New Fiction & Nonfiction — at Mysterical-E and in North Carolina Literary Review

I’m fortunate to have two recent publications to announce — both a short story and an interview.

First up is some very short fiction that began as a sonnet (and in fact, in its current form online, one of the old line breaks has been preserved). I wrote “Hard-boiled Sweetheart” during my MFA years at George Mason University — an exercise for a Forms of Poetry class with Peter Klappert, undoubtedly one of the best writing teachers I’ve ever had. It was a fun little piece, and I sure hated to see it just tucked away forever inside a black binder. I don’t know much in the way of poetry outlets, of course, but flash fiction? I just pulled the line breaks (well, almost all of them!), submitted it to an online pub I greatly admire, and… Hooray! You can find “Hard-boiled Sweetheart” in the Summer 2011 issue of Mysterical-E.

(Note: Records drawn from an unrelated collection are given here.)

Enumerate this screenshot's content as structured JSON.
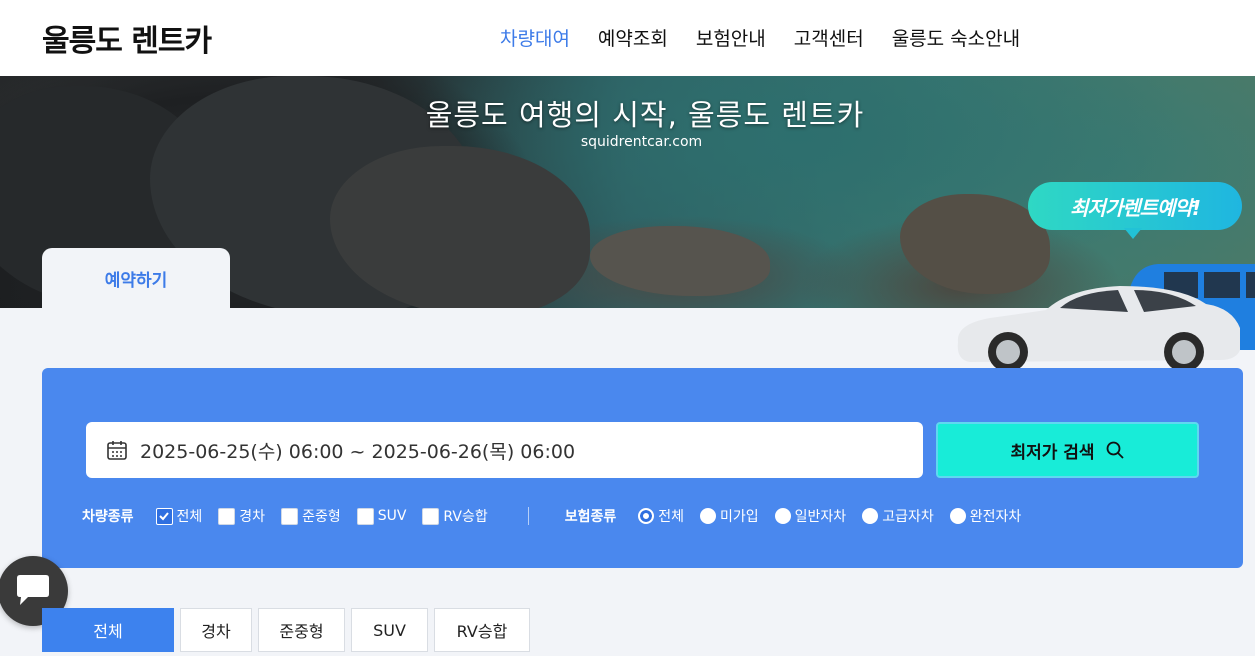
{
  "header": {
    "logo": "울릉도 렌트카",
    "nav": [
      "차량대여",
      "예약조회",
      "보험안내",
      "고객센터",
      "울릉도 숙소안내"
    ],
    "active_nav": "차량대여"
  },
  "hero": {
    "title": "울릉도 여행의 시작, 울릉도 렌트카",
    "subtitle": "squidrentcar.com",
    "promo": "최저가렌트예약!",
    "tab": "예약하기"
  },
  "search": {
    "date_range": "2025-06-25(수) 06:00 ~ 2025-06-26(목) 06:00",
    "button_label": "최저가 검색",
    "vehicle_filter": {
      "label": "차량종류",
      "options": [
        {
          "label": "전체",
          "checked": true
        },
        {
          "label": "경차",
          "checked": false
        },
        {
          "label": "준중형",
          "checked": false
        },
        {
          "label": "SUV",
          "checked": false
        },
        {
          "label": "RV승합",
          "checked": false
        }
      ]
    },
    "insurance_filter": {
      "label": "보험종류",
      "options": [
        {
          "label": "전체",
          "checked": true
        },
        {
          "label": "미가입",
          "checked": false
        },
        {
          "label": "일반자차",
          "checked": false
        },
        {
          "label": "고급자차",
          "checked": false
        },
        {
          "label": "완전자차",
          "checked": false
        }
      ]
    }
  },
  "category_tabs": [
    "전체",
    "경차",
    "준중형",
    "SUV",
    "RV승합"
  ],
  "colors": {
    "accent": "#3d7be8",
    "panel": "#4a88ee",
    "search_button": "#18ecd8",
    "promo_start": "#2fd8c4",
    "promo_end": "#1fb6e0"
  }
}
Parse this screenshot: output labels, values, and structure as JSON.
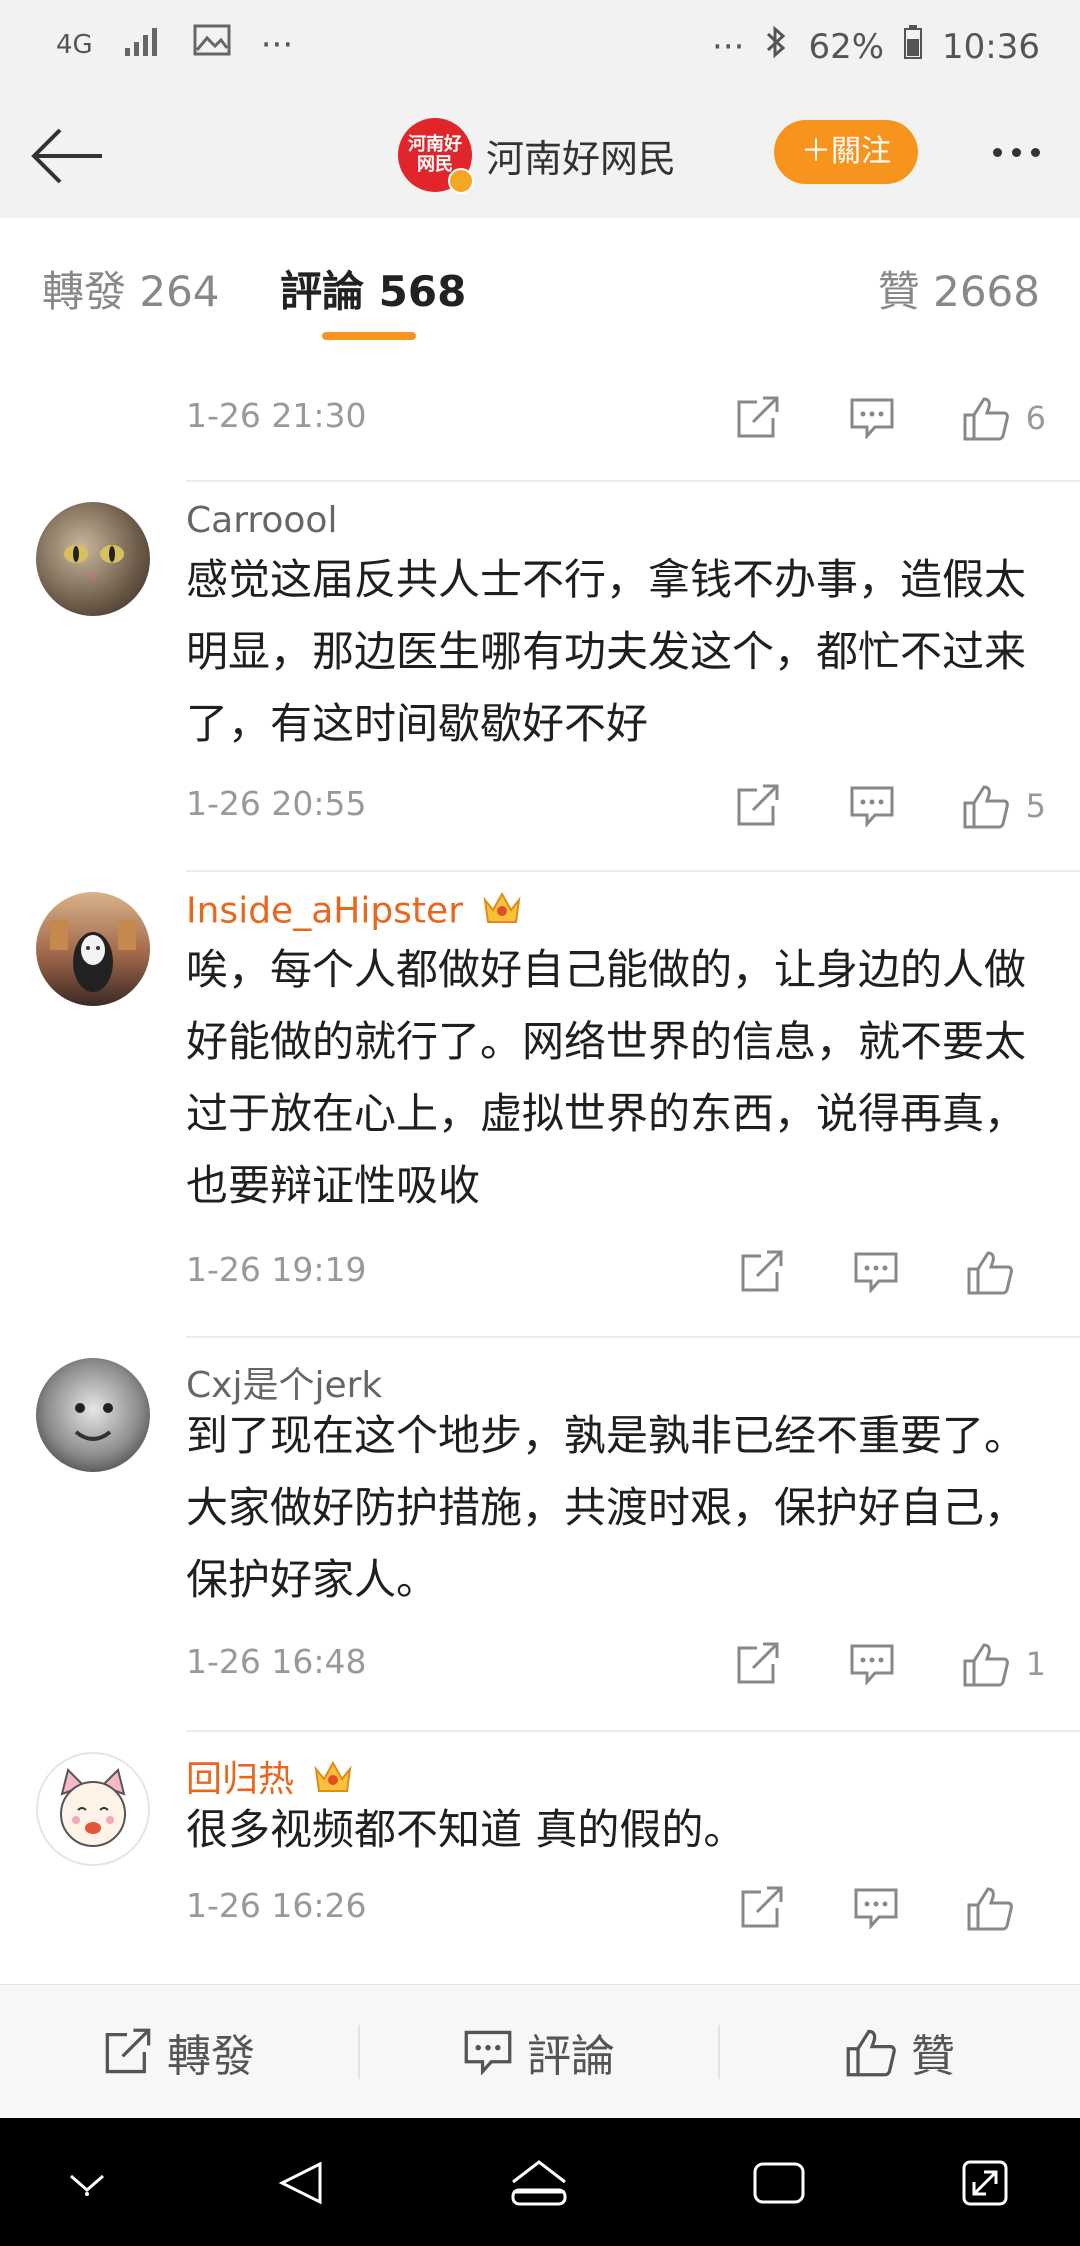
{
  "status_bar": {
    "network": "4G",
    "more": "···",
    "more_right": "···",
    "battery": "62%",
    "time": "10:36"
  },
  "header": {
    "account_name": "河南好网民",
    "avatar_text": "河南好网民",
    "follow_label": "＋關注"
  },
  "tabs": {
    "repost": "轉發 264",
    "comment": "評論 568",
    "like": "贊 2668"
  },
  "comments": [
    {
      "user": "",
      "text": "",
      "time": "1-26 21:30",
      "likes": "6"
    },
    {
      "user": "Carroool",
      "text": "感觉这届反共人士不行，拿钱不办事，造假太明显，那边医生哪有功夫发这个，都忙不过来了，有这时间歇歇好不好",
      "time": "1-26 20:55",
      "likes": "5"
    },
    {
      "user": "Inside_aHipster",
      "text": "唉，每个人都做好自己能做的，让身边的人做好能做的就行了。网络世界的信息，就不要太过于放在心上，虚拟世界的东西，说得再真，也要辩证性吸收",
      "time": "1-26 19:19",
      "likes": ""
    },
    {
      "user": "Cxj是个jerk",
      "text": "到了现在这个地步，孰是孰非已经不重要了。大家做好防护措施，共渡时艰，保护好自己，保护好家人。",
      "time": "1-26 16:48",
      "likes": "1"
    },
    {
      "user": "回归热",
      "text": "很多视频都不知道 真的假的。",
      "time": "1-26 16:26",
      "likes": ""
    }
  ],
  "bottom_bar": {
    "repost": "轉發",
    "comment": "評論",
    "like": "贊"
  },
  "colors": {
    "accent": "#f6941e",
    "vip_name": "#e8671d",
    "brand_red": "#e0262a"
  }
}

Next up is an interview with Michael Malone in the 2011 issue of North Carolina Literary Review. (Note: The interview is not available online.) I sat down with Malone last fall during East Carolina University’s seventh annual Eastern North Carolina Literary Homecoming, and our talk surveyed his long career, from his debut novel, Painting the Roses Red, through his latest, The Four Corners of the Sky — with a fair amount of focus on my favorite among his books: the Justin Savile/Cuddy Mangum trilogy Uncivil Seasons, Time’s Witness, and First Lady. And even better news? That trilogy will soon be a quartet, with Malone hard at work on Dark Winter.

The rest of this year’s NCLR is simply remarkable. The front-of-the-journal focus on “North Carolina Environmental Writing” includes essays by David Cecelski, Jan DeBlieu, Janet Lembke, and Bland Simpson; poetry by James Applewhite, Gerald Barrax Sr., and Valerie Nieman; and art by Romare Bearden, Jacob Lawrence, and Minnie Evans (the latter from the collection of the North Carolina Museum of Art, where I used to work). The back-of-the-book “North Carolina Miscellany” includes my interview along with a new story by Robert Wallace (winner of the 2010 Doris Betts Fiction Prize), a review by Sally Buckner of several new poetry collections, and the great poem “Guitar Prostitute” by Robert Hill Long, founding director of the North Carolina Writers’ Network.